Segundo o presidente georgiano, as tropas russas “bloquearam as vias principais da Geórgia”, o país “está bloqueado por terra, mar e ar” e “parte do território foi invadido”.
Saakashvili ressaltou que “a principal missão do inimigo é que a Geórgia deixe de existir como país livre e próspero, que deixe de existir em geral”.
O presidente da Geórgia, que esta manhã assinou em presença internacional o compromisso escrito de cessar-fogo unilateral, lamentou que a comunidade mundial se limite ao “apoio moral” e às “palavras”.
“Queremos que a bárbara agressão seja detida”, ressaltou Saakashvili.
Após constatar que Geórgia atravessa “um dos momentos mais difíceis de sua história”, o chefe de Estado lembrou que seu povo tem “experiência de resistência perante opressores”.

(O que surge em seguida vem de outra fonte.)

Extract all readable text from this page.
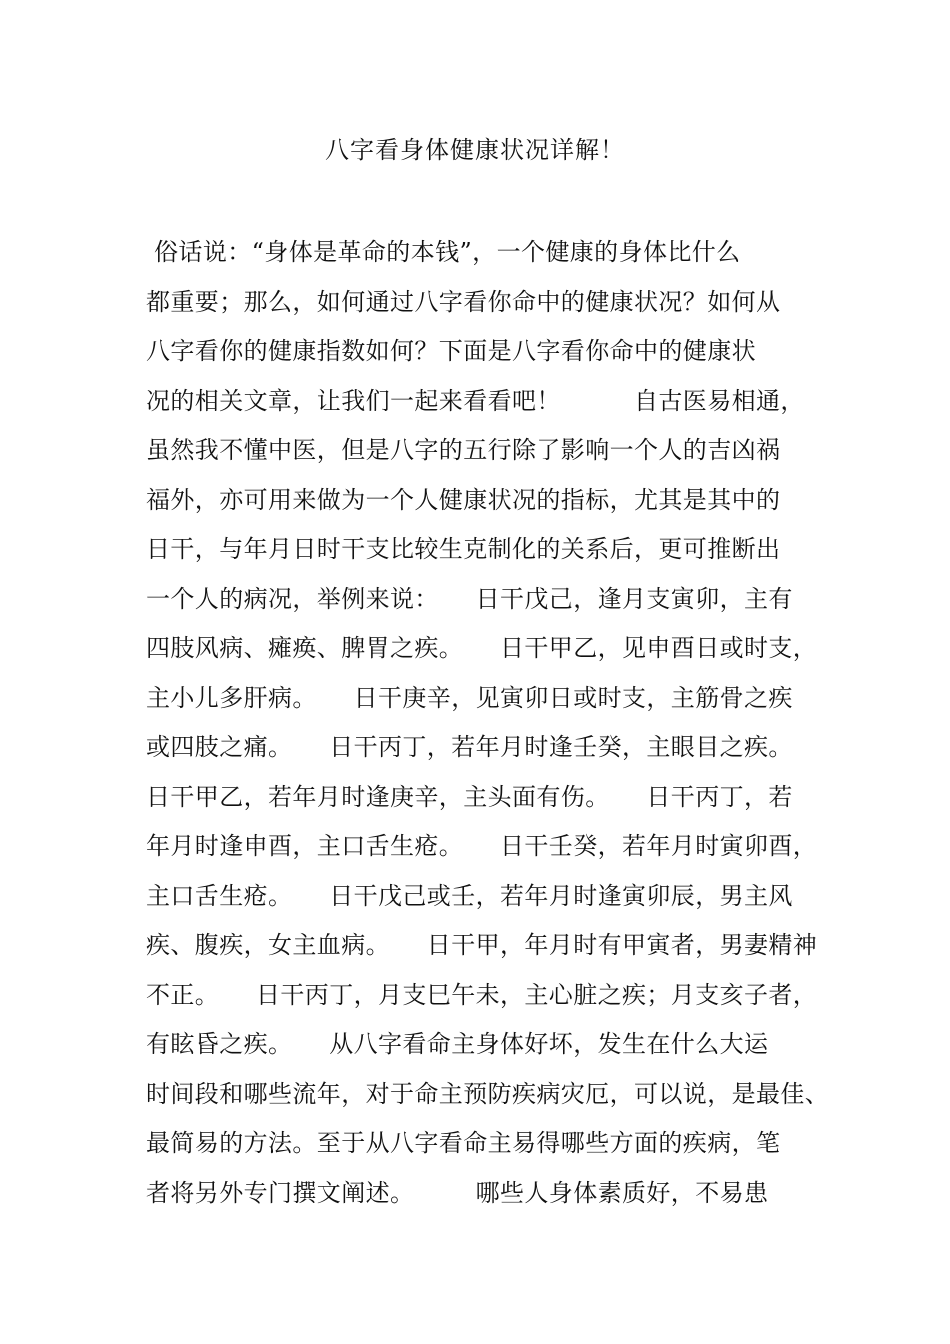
八字看身体健康状况详解！
俗话说：“身体是革命的本钱”，一个健康的身体比什么
都重要；那么，如何通过八字看你命中的健康状况？如何从
八字看你的健康指数如何？下面是八字看你命中的健康状
况的相关文章，让我们一起来看看吧！　　　自古医易相通，
虽然我不懂中医，但是八字的五行除了影响一个人的吉凶祸
福外，亦可用来做为一个人健康状况的指标，尤其是其中的
日干，与年月日时干支比较生克制化的关系后，更可推断出
一个人的病况，举例来说：　　日干戊己，逢月支寅卯，主有
四肢风病、瘫痪、脾胃之疾。　　日干甲乙，见申酉日或时支，
主小儿多肝病。　　日干庚辛，见寅卯日或时支，主筋骨之疾
或四肢之痛。　　日干丙丁，若年月时逢壬癸，主眼目之疾。
日干甲乙，若年月时逢庚辛，主头面有伤。　　日干丙丁，若
年月时逢申酉，主口舌生疮。　　日干壬癸，若年月时寅卯酉，
主口舌生疮。　　日干戊己或壬，若年月时逢寅卯辰，男主风
疾、腹疾，女主血病。　　日干甲，年月时有甲寅者，男妻精神
不正。　　日干丙丁，月支巳午未，主心脏之疾；月支亥子者，
有眩昏之疾。　　从八字看命主身体好坏，发生在什么大运
时间段和哪些流年，对于命主预防疾病灾厄，可以说，是最佳、
最简易的方法。至于从八字看命主易得哪些方面的疾病，笔
者将另外专门撰文阐述。　　　哪些人身体素质好，不易患
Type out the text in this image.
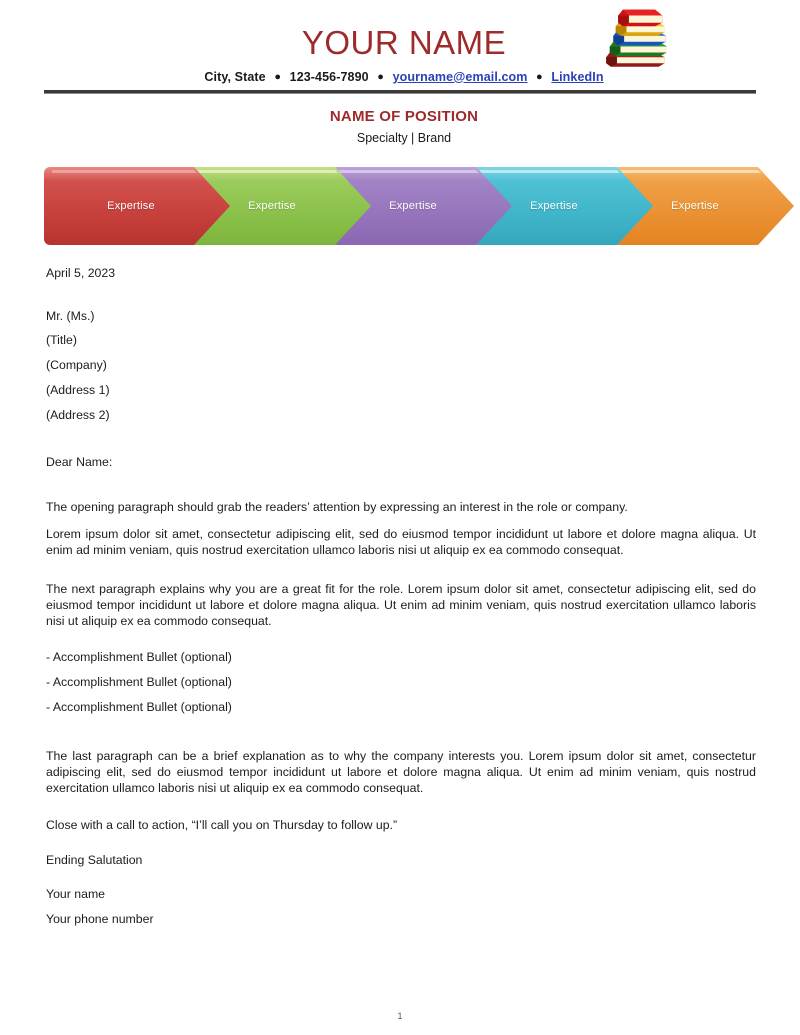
YOUR NAME
City, State ● 123-456-7890 ● yourname@email.com ● LinkedIn
NAME OF POSITION
Specialty | Brand
Expertise	Expertise	Expertise	Expertise	Expertise
April 5, 2023
Mr. (Ms.)
(Title)
(Company)
(Address 1)
(Address 2)
Dear Name:
The opening paragraph should grab the readers’ attention by expressing an interest in the role or company.
Lorem ipsum dolor sit amet, consectetur adipiscing elit, sed do eiusmod tempor incididunt ut labore et dolore magna aliqua. Ut enim ad minim veniam, quis nostrud exercitation ullamco laboris nisi ut aliquip ex ea commodo consequat.
The next paragraph explains why you are a great fit for the role. Lorem ipsum dolor sit amet, consectetur adipiscing elit, sed do eiusmod tempor incididunt ut labore et dolore magna aliqua. Ut enim ad minim veniam, quis nostrud exercitation ullamco laboris nisi ut aliquip ex ea commodo consequat.
- Accomplishment Bullet (optional)
- Accomplishment Bullet (optional)
- Accomplishment Bullet (optional)
The last paragraph can be a brief explanation as to why the company interests you. Lorem ipsum dolor sit amet, consectetur adipiscing elit, sed do eiusmod tempor incididunt ut labore et dolore magna aliqua. Ut enim ad minim veniam, quis nostrud exercitation ullamco laboris nisi ut aliquip ex ea commodo consequat.
Close with a call to action, “I’ll call you on Thursday to follow up.”
Ending Salutation
Your name
Your phone number
1
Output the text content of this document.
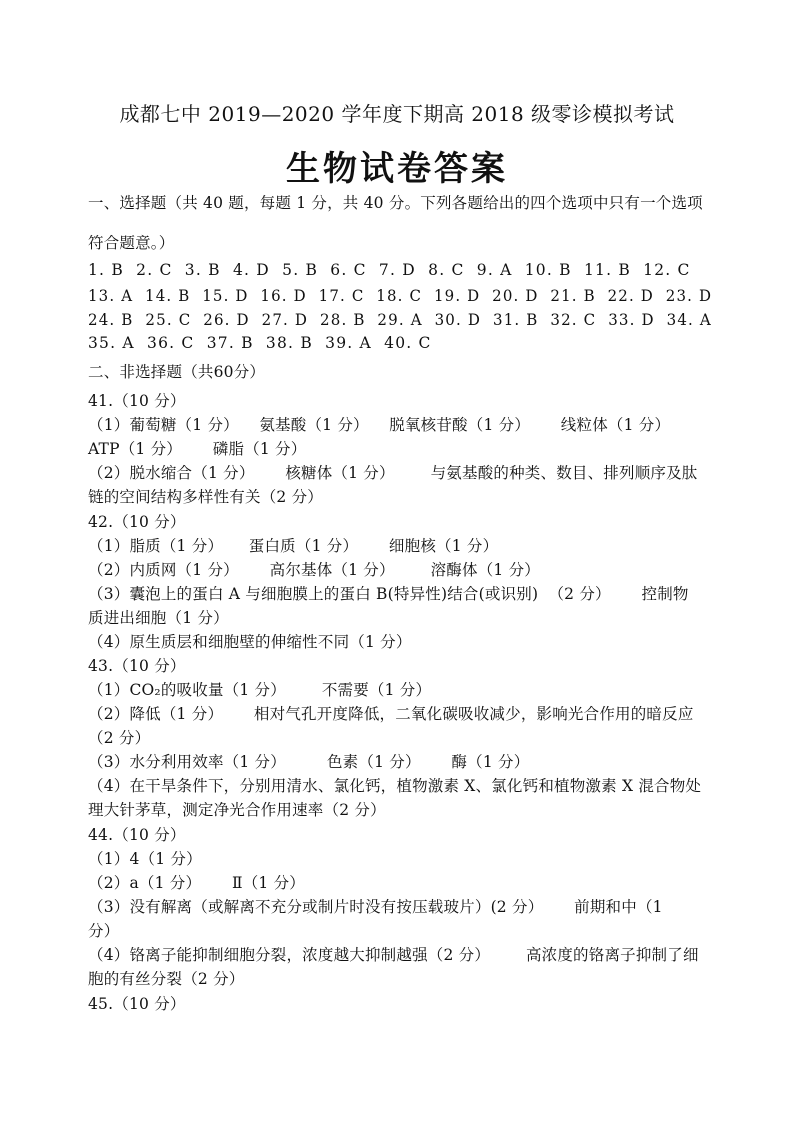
成都七中 2019—2020 学年度下期高 2018 级零诊模拟考试
生物试卷答案
一、选择题（共 40 题，每题 1 分，共 40 分。下列各题给出的四个选项中只有一个选项
符合题意。）
1. B  2. C  3. B  4. D  5. B  6. C  7. D  8. C  9. A  10. B  11. B  12. C
13. A  14. B  15. D  16. D  17. C  18. C  19. D  20. D  21. B  22. D  23. D
24. B  25. C  26. D  27. D  28. B  29. A  30. D  31. B  32. C  33. D  34. A
35. A  36. C  37. B  38. B  39. A  40. C
二、非选择题（共60分）
41.（10 分）
（1）葡萄糖（1 分）    氨基酸（1 分）    脱氧核苷酸（1 分）      线粒体（1 分）
ATP（1 分）      磷脂（1 分）
（2）脱水缩合（1 分）      核糖体（1 分）       与氨基酸的种类、数目、排列顺序及肽
链的空间结构多样性有关（2 分）
42.（10 分）
（1）脂质（1 分）     蛋白质（1 分）      细胞核（1 分）
（2）内质网（1 分）      高尔基体（1 分）       溶酶体（1 分）
（3）囊泡上的蛋白 A 与细胞膜上的蛋白 B(特异性)结合(或识别)  （2 分）      控制物
质进出细胞（1 分）
（4）原生质层和细胞壁的伸缩性不同（1 分）
43.（10 分）
（1）CO₂的吸收量（1 分）       不需要（1 分）
（2）降低（1 分）      相对气孔开度降低，二氧化碳吸收减少，影响光合作用的暗反应
（2 分）
（3）水分利用效率（1 分）        色素（1 分）      酶（1 分）
（4）在干旱条件下，分别用清水、氯化钙，植物激素 X、氯化钙和植物激素 X 混合物处
理大针茅草，测定净光合作用速率（2 分）
44.（10 分）
（1）4（1 分）
（2）a（1 分）      Ⅱ（1 分）
（3）没有解离（或解离不充分或制片时没有按压载玻片）(2 分）      前期和中（1
分）
（4）铬离子能抑制细胞分裂，浓度越大抑制越强（2 分）       高浓度的铬离子抑制了细
胞的有丝分裂（2 分）
45.（10 分）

“Jamais nos renderemos, não nos ajoelharemos. Nossas tropas estão se reagrupando e defenderão Tbilisi”, disse o dirigente.
Após a assinatura do compromisso unilateral georgiano de cessar-fogo, as forças russas ocuparam sem resistência algumas cidades georgianas.
Também atacaram Gori, que as tropas georgianas se viram forçadas a abandonar para evitar destruições. O comando russo, no entanto, negou essa ofensiva.